Devon County Council (DCC) has been responding to the Department for Transport’s national consultation on the licensing of organisations like the Exmouth and District Community Transport Group.

The authority has highlighted how the proposals could affect passengers and community transport operators in Devon.

If the proposals are introduced, Exmouth and District Community Transport Group will have to achieve full commercial licensing standards or meet certain restrictions to gain an exemption from EU rules.

DCC says this could bring significant additional costs and may make it uneconomical for some groups to continue to operate.

Councillor Roger Croad, DCC cabinet member with responsibility for community transport, said: “The future of essential community transport services is at stake, which is why it’s so important that we lobby the Government on these issues. Many community transport groups are already struggling to replace retiring volunteers, and additional licensing requirements are likely to result in more volunteers leaving schemes.

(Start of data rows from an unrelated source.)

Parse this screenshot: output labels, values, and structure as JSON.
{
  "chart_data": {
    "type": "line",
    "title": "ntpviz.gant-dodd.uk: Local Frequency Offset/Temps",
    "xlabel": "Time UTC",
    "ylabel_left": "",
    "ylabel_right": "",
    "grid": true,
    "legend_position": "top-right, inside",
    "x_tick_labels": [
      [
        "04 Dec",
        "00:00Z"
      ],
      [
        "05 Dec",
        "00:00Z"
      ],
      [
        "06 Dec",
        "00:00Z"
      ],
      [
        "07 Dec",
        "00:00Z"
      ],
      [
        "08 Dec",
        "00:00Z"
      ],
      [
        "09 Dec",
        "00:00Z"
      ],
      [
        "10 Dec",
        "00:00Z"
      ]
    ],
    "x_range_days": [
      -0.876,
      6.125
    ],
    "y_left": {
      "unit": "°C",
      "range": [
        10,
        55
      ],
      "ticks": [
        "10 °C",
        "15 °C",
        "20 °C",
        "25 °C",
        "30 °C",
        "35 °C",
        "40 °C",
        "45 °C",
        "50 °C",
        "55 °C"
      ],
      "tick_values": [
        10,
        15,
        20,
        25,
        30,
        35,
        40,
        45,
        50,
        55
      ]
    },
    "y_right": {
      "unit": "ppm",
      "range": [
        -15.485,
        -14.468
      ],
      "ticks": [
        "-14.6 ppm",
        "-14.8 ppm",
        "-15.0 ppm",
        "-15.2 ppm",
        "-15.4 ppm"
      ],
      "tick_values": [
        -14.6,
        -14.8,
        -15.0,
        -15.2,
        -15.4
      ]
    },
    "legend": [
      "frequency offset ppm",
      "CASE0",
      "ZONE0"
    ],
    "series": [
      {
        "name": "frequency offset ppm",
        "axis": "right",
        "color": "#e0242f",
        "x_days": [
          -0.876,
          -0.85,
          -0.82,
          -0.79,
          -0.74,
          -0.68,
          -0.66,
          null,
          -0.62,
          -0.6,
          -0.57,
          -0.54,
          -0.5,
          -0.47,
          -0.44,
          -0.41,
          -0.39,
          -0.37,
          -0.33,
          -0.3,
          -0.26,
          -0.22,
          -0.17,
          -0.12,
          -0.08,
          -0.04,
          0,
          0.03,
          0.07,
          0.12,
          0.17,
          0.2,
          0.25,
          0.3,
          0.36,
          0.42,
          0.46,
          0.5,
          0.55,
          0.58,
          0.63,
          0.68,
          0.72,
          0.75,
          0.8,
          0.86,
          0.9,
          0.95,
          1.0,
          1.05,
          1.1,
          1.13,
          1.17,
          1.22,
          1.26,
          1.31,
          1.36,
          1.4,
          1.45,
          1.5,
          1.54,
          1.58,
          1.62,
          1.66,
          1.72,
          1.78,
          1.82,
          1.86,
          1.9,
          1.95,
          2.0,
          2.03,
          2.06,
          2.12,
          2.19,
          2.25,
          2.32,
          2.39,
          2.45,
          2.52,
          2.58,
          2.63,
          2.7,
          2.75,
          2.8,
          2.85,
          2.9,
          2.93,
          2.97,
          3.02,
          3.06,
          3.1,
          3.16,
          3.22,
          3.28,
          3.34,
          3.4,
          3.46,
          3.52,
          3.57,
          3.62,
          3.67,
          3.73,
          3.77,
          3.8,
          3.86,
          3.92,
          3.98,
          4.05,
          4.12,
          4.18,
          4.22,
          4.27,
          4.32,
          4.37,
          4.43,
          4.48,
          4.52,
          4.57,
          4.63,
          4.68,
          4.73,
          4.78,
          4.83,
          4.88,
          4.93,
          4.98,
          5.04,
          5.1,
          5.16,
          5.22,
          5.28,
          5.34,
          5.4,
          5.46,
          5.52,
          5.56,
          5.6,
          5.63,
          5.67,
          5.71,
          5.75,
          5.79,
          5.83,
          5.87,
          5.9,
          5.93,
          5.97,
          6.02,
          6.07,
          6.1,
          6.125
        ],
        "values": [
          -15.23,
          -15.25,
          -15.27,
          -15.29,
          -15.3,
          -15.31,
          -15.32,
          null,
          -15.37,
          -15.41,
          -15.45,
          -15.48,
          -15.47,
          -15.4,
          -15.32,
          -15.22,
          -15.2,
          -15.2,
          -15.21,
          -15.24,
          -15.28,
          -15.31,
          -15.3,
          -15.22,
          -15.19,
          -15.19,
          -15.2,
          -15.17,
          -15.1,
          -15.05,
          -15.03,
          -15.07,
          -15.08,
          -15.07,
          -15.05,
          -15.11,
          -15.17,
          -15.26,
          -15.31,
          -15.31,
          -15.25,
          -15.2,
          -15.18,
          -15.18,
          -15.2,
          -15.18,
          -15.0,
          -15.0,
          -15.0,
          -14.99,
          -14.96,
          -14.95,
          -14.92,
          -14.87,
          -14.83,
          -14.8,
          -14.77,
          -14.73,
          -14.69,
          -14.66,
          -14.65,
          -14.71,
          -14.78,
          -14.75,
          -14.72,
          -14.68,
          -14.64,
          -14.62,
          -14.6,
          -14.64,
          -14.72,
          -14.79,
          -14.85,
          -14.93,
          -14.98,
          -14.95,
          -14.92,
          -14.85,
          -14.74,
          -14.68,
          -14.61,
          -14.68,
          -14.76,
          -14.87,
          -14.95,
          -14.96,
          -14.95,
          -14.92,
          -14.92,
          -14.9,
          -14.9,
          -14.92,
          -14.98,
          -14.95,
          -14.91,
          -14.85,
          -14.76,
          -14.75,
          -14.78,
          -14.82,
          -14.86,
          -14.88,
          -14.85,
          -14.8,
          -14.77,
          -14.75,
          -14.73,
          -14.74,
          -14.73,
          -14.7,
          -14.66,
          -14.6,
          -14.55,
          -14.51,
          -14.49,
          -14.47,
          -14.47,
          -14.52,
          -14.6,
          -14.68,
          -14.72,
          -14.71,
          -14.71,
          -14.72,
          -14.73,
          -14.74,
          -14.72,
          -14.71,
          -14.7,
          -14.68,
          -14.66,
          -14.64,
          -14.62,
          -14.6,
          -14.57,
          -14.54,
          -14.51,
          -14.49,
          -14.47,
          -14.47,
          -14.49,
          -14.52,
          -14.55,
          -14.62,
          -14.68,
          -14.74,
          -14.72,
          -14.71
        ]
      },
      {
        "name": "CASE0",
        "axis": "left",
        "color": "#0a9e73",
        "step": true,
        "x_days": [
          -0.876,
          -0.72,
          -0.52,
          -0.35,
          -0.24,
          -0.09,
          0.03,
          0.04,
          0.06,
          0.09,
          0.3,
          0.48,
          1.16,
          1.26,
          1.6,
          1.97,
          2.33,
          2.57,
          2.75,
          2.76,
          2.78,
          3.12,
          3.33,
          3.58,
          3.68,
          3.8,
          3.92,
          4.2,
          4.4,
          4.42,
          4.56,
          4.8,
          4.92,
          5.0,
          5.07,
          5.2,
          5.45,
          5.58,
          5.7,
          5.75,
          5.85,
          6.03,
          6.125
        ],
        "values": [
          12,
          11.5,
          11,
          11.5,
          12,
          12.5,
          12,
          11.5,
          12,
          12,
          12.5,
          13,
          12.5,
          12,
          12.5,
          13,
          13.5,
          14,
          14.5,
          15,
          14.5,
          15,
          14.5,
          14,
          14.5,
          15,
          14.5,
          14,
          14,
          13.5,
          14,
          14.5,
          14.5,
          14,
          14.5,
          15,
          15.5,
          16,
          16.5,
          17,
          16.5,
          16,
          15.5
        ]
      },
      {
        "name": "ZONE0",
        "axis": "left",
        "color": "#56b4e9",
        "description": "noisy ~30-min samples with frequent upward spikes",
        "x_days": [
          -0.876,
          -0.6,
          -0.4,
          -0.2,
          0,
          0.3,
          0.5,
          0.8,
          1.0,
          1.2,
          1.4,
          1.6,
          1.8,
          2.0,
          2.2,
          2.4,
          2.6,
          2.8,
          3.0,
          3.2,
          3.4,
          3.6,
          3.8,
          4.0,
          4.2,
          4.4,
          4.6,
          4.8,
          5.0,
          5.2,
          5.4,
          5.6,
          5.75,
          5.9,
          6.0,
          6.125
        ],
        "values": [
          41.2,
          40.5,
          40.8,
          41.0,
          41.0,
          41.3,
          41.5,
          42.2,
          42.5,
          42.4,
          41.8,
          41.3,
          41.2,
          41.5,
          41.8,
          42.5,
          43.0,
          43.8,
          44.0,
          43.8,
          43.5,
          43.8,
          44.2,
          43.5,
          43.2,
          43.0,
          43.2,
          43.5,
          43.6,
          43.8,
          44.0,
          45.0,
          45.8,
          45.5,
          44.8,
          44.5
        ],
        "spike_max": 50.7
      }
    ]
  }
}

“A smaller pool of qualified drivers could result in marginal services being withdrawn and vulnerable passengers losing out.

“In Devon, there is already a local shortage of passenger carrying vehicle (PCV) drivers for commercial operators.”

Exmouth and District Community Transport Group currently has a 16-seat bus with a passenger lift and two smaller MPV vehicles, one of which also has a lift.

Even under current regulations, only drivers who passed their test before 1997 are automatically allowed to drive a minibus with 16 seats.

Speaking to the Journal last month, district councillor Jill Elson, who founded the group in 1990, said it would struggle to find the extra £2,000 needed to train each driver, or to buy two eight-seat vehicles, at around £45,000 each.

She said: “The severe risk is we will have people who are unable to use the bus and will be isolated in their own homes – and that I will not have.”

Fundraising is already under way to try and ensure the service and its fares remain unchanged.